Interviews get you deep into the emotional experiences of a user. They focus more on feelings than actions, and allow the interviewee to express their inner thoughts while using your products. Interviews are an invaluable tool for understanding and empathizing with your users.
Interviews are one-on-one conversations between researchers and subjects. They uncover qualitative (how are you feeling) rather than quantitative information. That makes them great for getting at user attitudes and emotions.
Interviews are used to dig deeper into an individual experience or viewpoint. They produce rich qualitative information that you couldn’t get in a survey, and allow you to go deeper into emotions and experiences than you’d be able to while merely observing someone’s behavior.
That makes them an ideal tool for asking follow-up questions during design ethnographies, and for empathizing with your user base.
Product designers sometimes forget how important it is to know the qualitative data as well as the quantitative. Interviews allow the designer to understand why a person did something.
Google Analytics is an excellent tool for gathering quantitative data. It will show you how many people came to your website, and how many left after a few seconds. But Google Analytics can’t tell you why they left. And if you don’t know why, you can’t fix the problem.
Without asking users why they did something, you’re likely to come to the wrong assumptions about why users are bouncing off the home page. You might think it’s because they don’t like the colors, or the banner ad is too prominent and assume a full redesign is required.
But it could be something entirely different; users could be confused about the purpose of the site so the copywriting needs work. Or it might not be mobile friendly, so a mobile redesign is required. Or it may turn out they were looking for an architect for their house, not for a website and advertising is to blame.
Without the qualitative information, the product designer only knows something went wrong — but not what, or how to fix it.
Prepare a list of questions in advance
Know what you’re trying to find out. Think carefully about what you need to know, then write a list of questions in advance. Don’t read the questions off the paper during the interview. Just use it as a prompt to keep you on track.

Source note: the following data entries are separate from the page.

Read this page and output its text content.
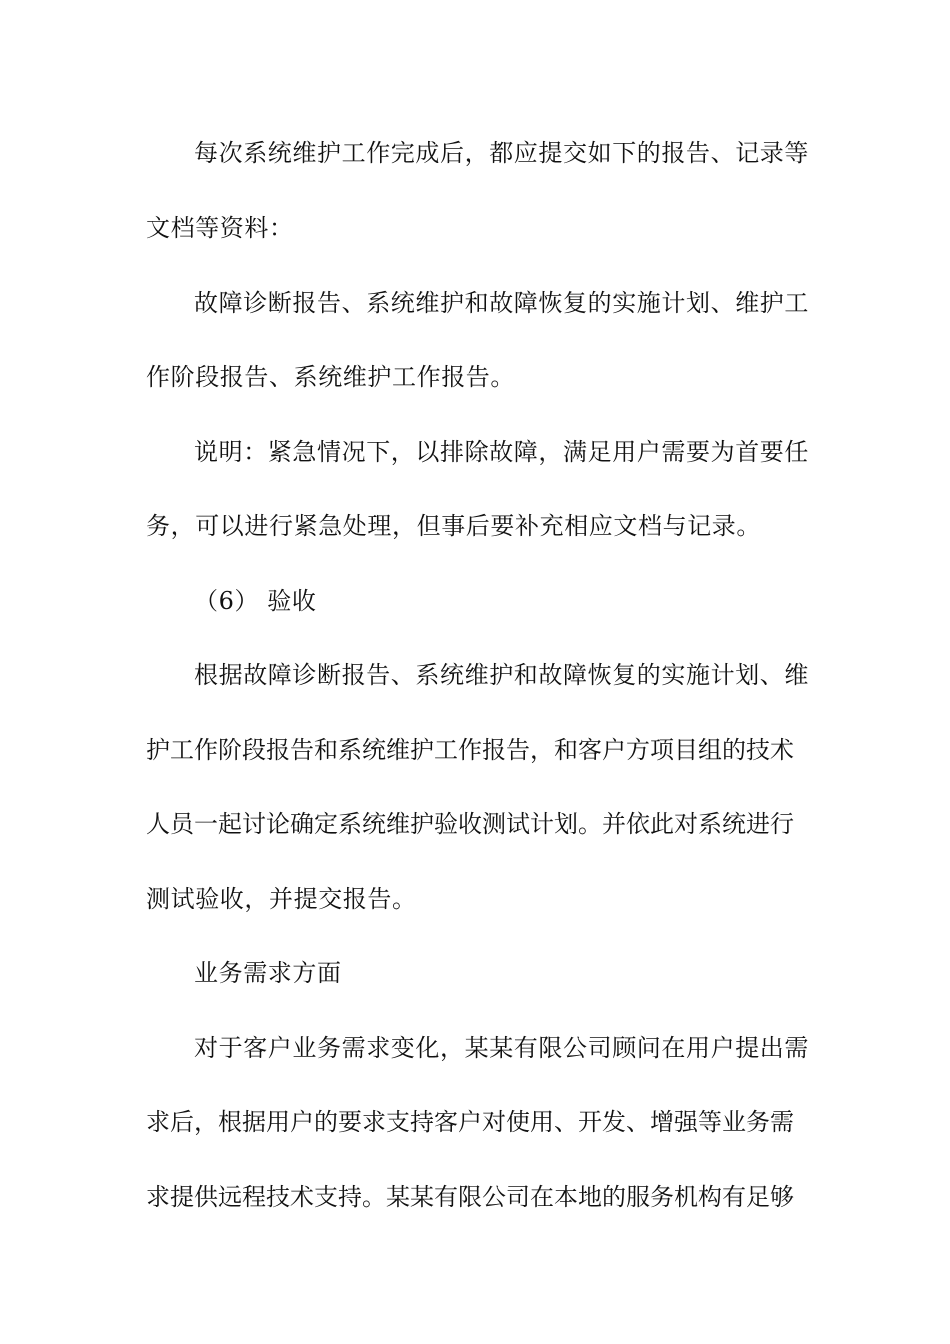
每次系统维护工作完成后，都应提交如下的报告、记录等

文档等资料：

故障诊断报告、系统维护和故障恢复的实施计划、维护工

作阶段报告、系统维护工作报告。

说明：紧急情况下，以排除故障，满足用户需要为首要任

务，可以进行紧急处理，但事后要补充相应文档与记录。

（6） 验收

根据故障诊断报告、系统维护和故障恢复的实施计划、维

护工作阶段报告和系统维护工作报告，和客户方项目组的技术

人员一起讨论确定系统维护验收测试计划。并依此对系统进行

测试验收，并提交报告。

业务需求方面

对于客户业务需求变化，某某有限公司顾问在用户提出需

求后，根据用户的要求支持客户对使用、开发、增强等业务需

求提供远程技术支持。某某有限公司在本地的服务机构有足够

Try to make the interview feel like a conversation so your subject gets more comfortable and is willing to speak openly.
Don’t ask leading questions
Be sure to ask open-ended questions if you want honest answers. Subjects tend to tell you what they think you want to hear.
Ask: “What do you like to do on weekends?”
Not: “Do you like to exercise or go to movies on the weekends?”
Ask them to describe, rather than fill in the blanks.
When you ask someone to describe what they do, they’re more likely to give you detailed and authentic answers.
Ask: “Describe a perfect weekend.”
Not: “Would a perfect weekend include going out to dinner or hanging by the pool?”
Avoid pointing out specific issues.
Be careful you don’t influence your interviewee with your own biases. Subjects will more likely agree with you, whether or not they really do agree. Or, if you hit a nerve, they’ll stop talking all together.
Better to keep your opinions to yourself. Remember, the goal is to hear about their ideas and experiences not to express your own.